Well, step number one in our battle plan was to visit the local hardware and buy traps. Birk, who was listening to our conversation on the way to the hardware store, was arguing that we should live trap the critters and set them free outside of the house.
No matter how we tried to explain that putting the mice from inside the house to outside the house was not going to help our cause. She was adamant that we should not trap and kill the mice. We tried to explain that it's kind of like putting Brer Rabbit in the brier patch, after all, the mice know their way back home.
After the hardware store stop, we were making the longer drive to get groceries, about an hour's drive away. Birk had asked us to stop at Marble Lake Lodge's restaurant Ate to Ate. We agreed and started the drive. On the way, I looked back and tears were streaming down her face: she had seen the traps in the hardware bag.
At the restaurant, she refused to eat. We ordered her food anyway, including a big, thick chocolate shake. We reasoned. We cajoled. Finally she ate and we continued on with our day. Problem solved for the short term.
Two funny things happened after that. The first, is at the end of the summer, weeks later, I was helping Birk to clean her room and put everything away for the season. In the corner of her room, under some stuffed animals and cast off clothing, were the mouse traps. She had taken the traps and hidden them all summer!

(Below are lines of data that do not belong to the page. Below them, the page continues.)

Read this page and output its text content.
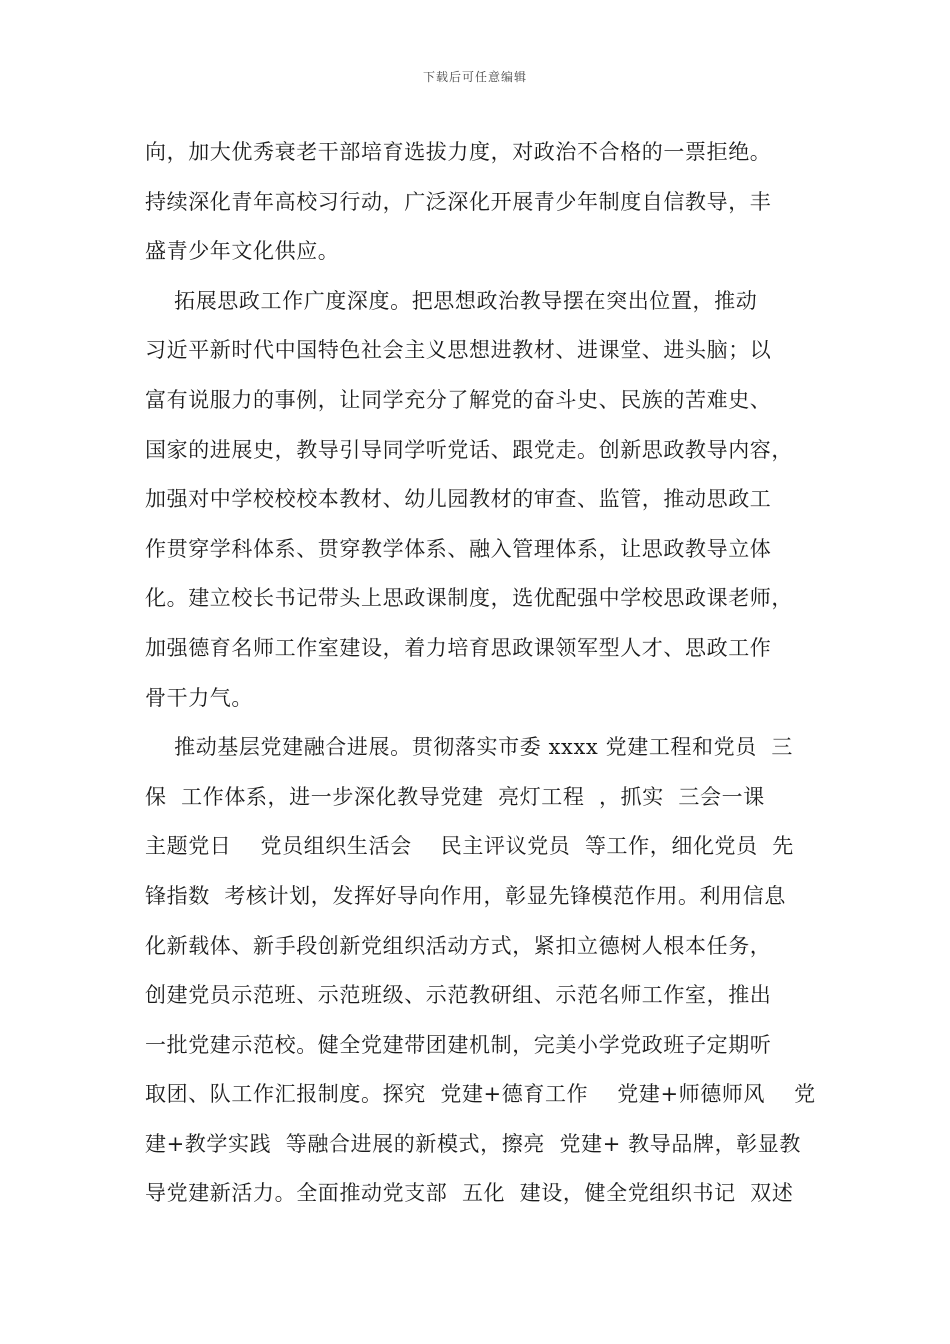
下载后可任意编辑
向，加大优秀衰老干部培育选拔力度，对政治不合格的一票拒绝。
持续深化青年高校习行动，广泛深化开展青少年制度自信教导，丰
盛青少年文化供应。
拓展思政工作广度深度。把思想政治教导摆在突出位置，推动
习近平新时代中国特色社会主义思想进教材、进课堂、进头脑；以
富有说服力的事例，让同学充分了解党的奋斗史、民族的苦难史、
国家的进展史，教导引导同学听党话、跟党走。创新思政教导内容，
加强对中学校校校本教材、幼儿园教材的审查、监管，推动思政工
作贯穿学科体系、贯穿教学体系、融入管理体系，让思政教导立体
化。建立校长书记带头上思政课制度，选优配强中学校思政课老师，
加强德育名师工作室建设，着力培育思政课领军型人才、思政工作
骨干力气。
推动基层党建融合进展。贯彻落实市委 xxxx 党建工程和党员  三
保  工作体系，进一步深化教导党建  亮灯工程  ，抓实  三会一课
主题党日    党员组织生活会    民主评议党员  等工作，细化党员  先
锋指数  考核计划，发挥好导向作用，彰显先锋模范作用。利用信息
化新载体、新手段创新党组织活动方式，紧扣立德树人根本任务，
创建党员示范班、示范班级、示范教研组、示范名师工作室，推出
一批党建示范校。健全党建带团建机制，完美小学党政班子定期听
取团、队工作汇报制度。探究  党建+德育工作    党建+师德师风    党
建+教学实践  等融合进展的新模式，擦亮  党建+ 教导品牌，彰显教
导党建新活力。全面推动党支部  五化  建设，健全党组织书记  双述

The second thing that happened has to do with the Story of Stuff. She was assigned to watch the YouTube video. After watching it, she had to make an action plan to help save the Earth. Her action plan is to have people donate gently used clothing and bedding to people in need. It also includes encouraging more people have and shop at garage sales.
She likened people being held hostage by possessions like a hungry mouse. The more human food that the mice had, the more human food they would try to steal. If the only food we provided was in a trap, then they would have to brave the danger to get the food. However, if we gave them food, then they could live happily with us and wouldn't have to steal the food.
Living in harmony with the mice population, I will have to give that some thought.